Three countries purportedly conducted investigations into Nord Stream terrorism: Denmark, Germany, and Sweden. These countries presumably know a lot about the circumstances of the terrorist attack. Sweden, in particular, perhaps has more to tell the world about the crime scene, which its divers investigated. However, instead of sharing this information with everyone, Sweden has kept the results of its investigation a secret from the rest of the world. Sweden refused to share its findings with Russia and refused a joint investigation with Denmark and Germany. In the interest of global peace, the UN Security Council must demand that these countries immediately hand over the results of their investigations to the UN Security Council.
There is only one detailed account so far of the Nord Stream’s destruction, the one recently presented by investigative journalist Seymour Hersh, ostensibly based on information leaked to Hersh by an unnamed source. Hersh attributes the destruction of Nord Stream to a decision ordered by US President Joe Biden and carried out by US agents in a covert operation that Hersh describes in detail. The White House described Hersh’s account as “completely and utterly false,” but offered no information that contradicted Hersh’s account and offered no alternative explanation.
Senior US officials made statements before and after the destruction of the Nord Stream that showed US sentiment about the pipelines. On January 27, 2022, Under Secretary of State Victoria Nuland tweeted: “If Russia invades Ukraine, one way or another, Nord Stream 2 will not advance.” On February 7, 2022, President Biden said, “If Russia invades… there will be no more Nord Stream 2. Let’s end this.” When asked by the reporter how he would do that, he replied, “I guarantee we’ll be able to do that.”
On September 30, 2022, immediately after the terrorist attack on the pipeline, Secretary of State Antony Blinken declared that the destruction of the pipeline is “also a tremendous opportunity. It is a tremendous opportunity to once and for all remove dependency on Russian energy and thereby take away from Vladimir Putin weaponizing energy as a means of advancing his imperial designs.” On January 28, 2023, Under Secretary Nuland stated to Senator Ted Cruz: “I am, and I think the government is, very pleased to hear that Nord Stream 2 is now, as you like to say, a piece of metal at the bottom of the sea”.

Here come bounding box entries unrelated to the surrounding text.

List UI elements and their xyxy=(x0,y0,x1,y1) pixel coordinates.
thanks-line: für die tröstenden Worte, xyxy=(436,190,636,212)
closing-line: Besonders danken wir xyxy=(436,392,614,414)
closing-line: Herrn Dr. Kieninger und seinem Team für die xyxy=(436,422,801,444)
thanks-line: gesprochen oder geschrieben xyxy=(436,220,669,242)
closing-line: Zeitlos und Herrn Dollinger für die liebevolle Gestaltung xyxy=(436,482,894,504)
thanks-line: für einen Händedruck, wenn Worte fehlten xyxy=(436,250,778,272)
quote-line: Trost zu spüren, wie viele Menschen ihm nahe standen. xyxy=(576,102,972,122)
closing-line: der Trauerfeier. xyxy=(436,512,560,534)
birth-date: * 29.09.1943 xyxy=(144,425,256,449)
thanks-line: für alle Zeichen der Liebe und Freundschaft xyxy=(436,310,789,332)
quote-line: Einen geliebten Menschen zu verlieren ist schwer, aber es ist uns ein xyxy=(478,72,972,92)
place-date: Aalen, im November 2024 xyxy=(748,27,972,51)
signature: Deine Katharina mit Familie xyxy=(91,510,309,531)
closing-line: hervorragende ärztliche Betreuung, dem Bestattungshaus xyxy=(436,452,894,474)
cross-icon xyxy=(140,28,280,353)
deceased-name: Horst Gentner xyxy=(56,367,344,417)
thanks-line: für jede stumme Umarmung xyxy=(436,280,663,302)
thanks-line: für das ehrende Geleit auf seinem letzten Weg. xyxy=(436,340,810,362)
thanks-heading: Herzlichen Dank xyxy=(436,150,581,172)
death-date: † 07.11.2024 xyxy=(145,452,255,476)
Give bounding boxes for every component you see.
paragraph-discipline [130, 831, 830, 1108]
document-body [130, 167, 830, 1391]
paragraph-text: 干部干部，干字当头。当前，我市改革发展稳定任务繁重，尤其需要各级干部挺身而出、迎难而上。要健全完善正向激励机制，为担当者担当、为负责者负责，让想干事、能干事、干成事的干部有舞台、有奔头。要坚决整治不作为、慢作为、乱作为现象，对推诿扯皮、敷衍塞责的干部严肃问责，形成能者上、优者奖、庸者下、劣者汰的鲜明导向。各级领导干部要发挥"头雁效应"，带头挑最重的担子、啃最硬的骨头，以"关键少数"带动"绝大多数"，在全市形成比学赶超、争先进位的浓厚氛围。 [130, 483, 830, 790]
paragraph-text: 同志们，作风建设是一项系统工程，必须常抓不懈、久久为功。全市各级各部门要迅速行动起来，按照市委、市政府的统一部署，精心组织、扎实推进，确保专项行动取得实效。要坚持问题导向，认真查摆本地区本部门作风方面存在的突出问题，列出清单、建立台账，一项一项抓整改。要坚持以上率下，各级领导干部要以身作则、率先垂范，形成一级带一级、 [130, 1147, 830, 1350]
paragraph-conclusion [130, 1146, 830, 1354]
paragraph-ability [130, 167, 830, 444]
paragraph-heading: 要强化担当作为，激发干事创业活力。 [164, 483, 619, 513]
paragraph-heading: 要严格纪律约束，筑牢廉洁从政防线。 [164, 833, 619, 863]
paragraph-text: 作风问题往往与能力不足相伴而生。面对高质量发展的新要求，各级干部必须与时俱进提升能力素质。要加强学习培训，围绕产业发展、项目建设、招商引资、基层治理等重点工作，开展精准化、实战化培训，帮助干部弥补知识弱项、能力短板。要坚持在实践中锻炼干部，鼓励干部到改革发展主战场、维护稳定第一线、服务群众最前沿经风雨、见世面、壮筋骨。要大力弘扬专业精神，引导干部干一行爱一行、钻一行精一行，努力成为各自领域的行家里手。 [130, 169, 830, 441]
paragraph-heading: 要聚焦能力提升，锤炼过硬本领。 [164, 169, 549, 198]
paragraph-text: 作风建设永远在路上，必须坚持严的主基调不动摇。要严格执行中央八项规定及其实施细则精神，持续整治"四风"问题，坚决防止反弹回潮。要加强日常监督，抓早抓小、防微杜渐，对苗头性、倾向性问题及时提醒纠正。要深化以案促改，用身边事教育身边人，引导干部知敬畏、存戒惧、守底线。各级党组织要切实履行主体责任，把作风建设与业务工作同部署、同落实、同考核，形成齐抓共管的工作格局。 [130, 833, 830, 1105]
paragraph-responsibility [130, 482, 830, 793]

Such language is not at all appropriate in the face of international terrorism. I hope that the US, along with all other members of the Security Council, will condemn this heinous act of international terrorism and join in an urgent UNSC-led investigation into this international crime in order to determine the truth. The truth is not yet known to the world, but it is knowable.
More than ever, the world depends on the UN Security Council to do its job of preventing the escalation of a new world war. The world will be safe only when permanent members work together diplomatically to resolve global crises, including the war in Ukraine and rising tensions in East Asia. The UN Security Council provides the single global venue for this peace-affirming work. More than ever, we need a healthy and functioning UN Security Council, fulfilling the mission assigned to it by the UN Charter.
An objective UN Security Council investigation into Nord Stream terrorism, in which all countries contribute what they know, is important for global trust in this body and, more importantly, for global peace and sustainable development.